Overnight Success
Some of my most vivid childhood memories are from the winter I learned how to ice skate. I was maybe five, and I was determined. There was an ice rink in the park around the block from our house where I first skated. But after a day of freezing while watching me, my parents made me my own ice rink in our backyard.
I spent hours out there, falling down and getting back up. I don’t know how many days of going out there again and again it took, but the more time I spent on my skates, the more comfortable I got. After a while I could skate the full circle before falling down again. And eventually, I could skate [with crossovers and everything].
No one ever saw the hard work. Well, my parents saw a lot of it from the kitchen window. But no one except me knows the full extent of the effort that went into learning how to glide on the ice. The next time I skated on that rink in the park, I just looked like a kid who could skate. And it’s likely that no one who saw me considered the work it took to get me there.
I think that’s how almost everything in life goes though. No one except you knows the effort you put into that thing you care so much about. And no one even knows to think about it either. Unless maybe they have put countless hours of effort into a similar thing. They just call you an overnight success. Or they say your impressive athletic performance came out of nowhere.
But, there were years of hard work before you became an overnight success. You put years of effort into making that thing you are good at look effortless to someone else. And your athletic performance didn’t come out of nowhere. It came after years of training; practicing when no one is around to see it.
I think that’s why I’ve always been drawn to running. It’s a place where you can have big goals that might take you years to achieve. Even then, you might never get there. But running is also a place where you can see the incremental results as you inch closer and closer. Being able to see the improvements, even if no one else is paying attention, is enough to keep working when it’s something you love.
This whole summer, I’ve gotten to watch someone put in the hours of work toward realizing one of their dreams. It’s actually been the last five months, not just the summer. It’s been something they have wanted for at least the twelve years I’ve known them. And actually, a lot more work went into the last several years to get to the last five months. Writing like a hundred songs to find the handful that finally felt like the ones to share.

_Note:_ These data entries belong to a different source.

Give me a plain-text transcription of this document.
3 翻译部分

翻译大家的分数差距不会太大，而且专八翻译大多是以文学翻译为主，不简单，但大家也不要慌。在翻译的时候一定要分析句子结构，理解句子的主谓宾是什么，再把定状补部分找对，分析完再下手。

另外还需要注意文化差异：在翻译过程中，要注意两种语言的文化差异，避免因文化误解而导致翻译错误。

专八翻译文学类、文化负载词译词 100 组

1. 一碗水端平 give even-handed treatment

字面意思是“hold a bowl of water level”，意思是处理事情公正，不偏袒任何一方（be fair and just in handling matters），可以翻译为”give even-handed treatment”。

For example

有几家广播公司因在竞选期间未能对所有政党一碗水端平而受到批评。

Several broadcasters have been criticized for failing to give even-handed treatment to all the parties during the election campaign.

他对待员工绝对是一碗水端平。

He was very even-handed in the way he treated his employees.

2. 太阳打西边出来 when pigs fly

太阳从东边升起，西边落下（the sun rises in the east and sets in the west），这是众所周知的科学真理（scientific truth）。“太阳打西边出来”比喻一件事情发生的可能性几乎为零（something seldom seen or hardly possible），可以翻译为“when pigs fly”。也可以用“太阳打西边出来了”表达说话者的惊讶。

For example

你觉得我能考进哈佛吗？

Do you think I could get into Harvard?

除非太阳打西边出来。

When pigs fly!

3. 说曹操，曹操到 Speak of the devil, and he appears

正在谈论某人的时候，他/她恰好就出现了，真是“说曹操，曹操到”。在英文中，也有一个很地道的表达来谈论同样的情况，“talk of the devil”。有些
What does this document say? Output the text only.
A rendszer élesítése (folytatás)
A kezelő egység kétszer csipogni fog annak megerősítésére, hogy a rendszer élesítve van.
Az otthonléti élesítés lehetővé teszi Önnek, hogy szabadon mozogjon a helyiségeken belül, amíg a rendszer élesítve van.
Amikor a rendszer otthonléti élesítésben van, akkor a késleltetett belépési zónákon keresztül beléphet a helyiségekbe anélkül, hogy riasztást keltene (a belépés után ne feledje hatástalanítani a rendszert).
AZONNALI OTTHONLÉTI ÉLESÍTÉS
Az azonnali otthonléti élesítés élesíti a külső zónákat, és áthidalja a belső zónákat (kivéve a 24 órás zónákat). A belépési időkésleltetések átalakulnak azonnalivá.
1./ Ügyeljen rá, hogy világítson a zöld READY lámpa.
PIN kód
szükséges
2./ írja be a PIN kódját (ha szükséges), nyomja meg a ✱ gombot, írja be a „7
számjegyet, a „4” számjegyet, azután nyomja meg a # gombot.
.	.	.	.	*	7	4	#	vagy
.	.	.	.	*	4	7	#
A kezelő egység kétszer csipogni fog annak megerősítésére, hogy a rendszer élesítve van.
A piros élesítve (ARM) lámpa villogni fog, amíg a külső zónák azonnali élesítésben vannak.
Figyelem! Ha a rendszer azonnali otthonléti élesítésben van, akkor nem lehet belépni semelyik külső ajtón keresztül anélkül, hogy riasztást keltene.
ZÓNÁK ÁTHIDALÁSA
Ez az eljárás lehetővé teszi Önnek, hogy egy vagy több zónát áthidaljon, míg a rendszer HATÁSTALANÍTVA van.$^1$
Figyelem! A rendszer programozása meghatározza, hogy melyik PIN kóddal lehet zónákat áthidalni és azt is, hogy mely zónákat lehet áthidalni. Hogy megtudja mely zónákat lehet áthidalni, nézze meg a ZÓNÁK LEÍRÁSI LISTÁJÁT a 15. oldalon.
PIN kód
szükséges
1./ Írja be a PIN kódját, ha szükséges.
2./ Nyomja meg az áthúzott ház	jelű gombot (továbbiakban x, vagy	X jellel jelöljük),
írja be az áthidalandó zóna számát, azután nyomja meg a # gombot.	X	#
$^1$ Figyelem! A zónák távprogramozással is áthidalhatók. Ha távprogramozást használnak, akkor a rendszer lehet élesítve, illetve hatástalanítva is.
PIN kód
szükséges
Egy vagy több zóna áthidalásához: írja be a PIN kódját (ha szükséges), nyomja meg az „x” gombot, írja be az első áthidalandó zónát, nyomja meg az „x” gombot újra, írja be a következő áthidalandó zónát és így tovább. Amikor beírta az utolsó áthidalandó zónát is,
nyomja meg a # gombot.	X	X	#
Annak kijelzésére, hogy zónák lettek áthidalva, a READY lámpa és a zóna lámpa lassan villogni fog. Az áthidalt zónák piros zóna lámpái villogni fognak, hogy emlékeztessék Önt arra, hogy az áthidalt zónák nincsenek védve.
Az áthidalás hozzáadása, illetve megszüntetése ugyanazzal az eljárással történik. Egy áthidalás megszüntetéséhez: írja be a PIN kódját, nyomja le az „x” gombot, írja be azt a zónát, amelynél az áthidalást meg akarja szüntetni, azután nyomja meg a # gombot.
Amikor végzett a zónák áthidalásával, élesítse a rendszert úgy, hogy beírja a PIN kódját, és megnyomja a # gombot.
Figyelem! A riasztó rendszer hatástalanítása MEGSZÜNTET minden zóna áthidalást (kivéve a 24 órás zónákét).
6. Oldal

The part that will be visible to the rest of the world will be four songs; less than twenty minutes of music. I think a lot of people will enjoy it too. But what I will hear when I listen to it is the years of work that went into making it real. I’ll see countless hours spent creating music, and months of recording and editing until it was just right. And I’ll know that all I’ve seen is only a small part of the whole picture.
I think that’s how it’s supposed to work though. Creating is not for the faint of heart. Neither is sharing what you create, or any opportunity when you are truly chasing down a dream. All the hard work you put in will always be mostly invisible to everyone else.
Everyone else just gets to experience magic. And only you will know what it took to create your magic.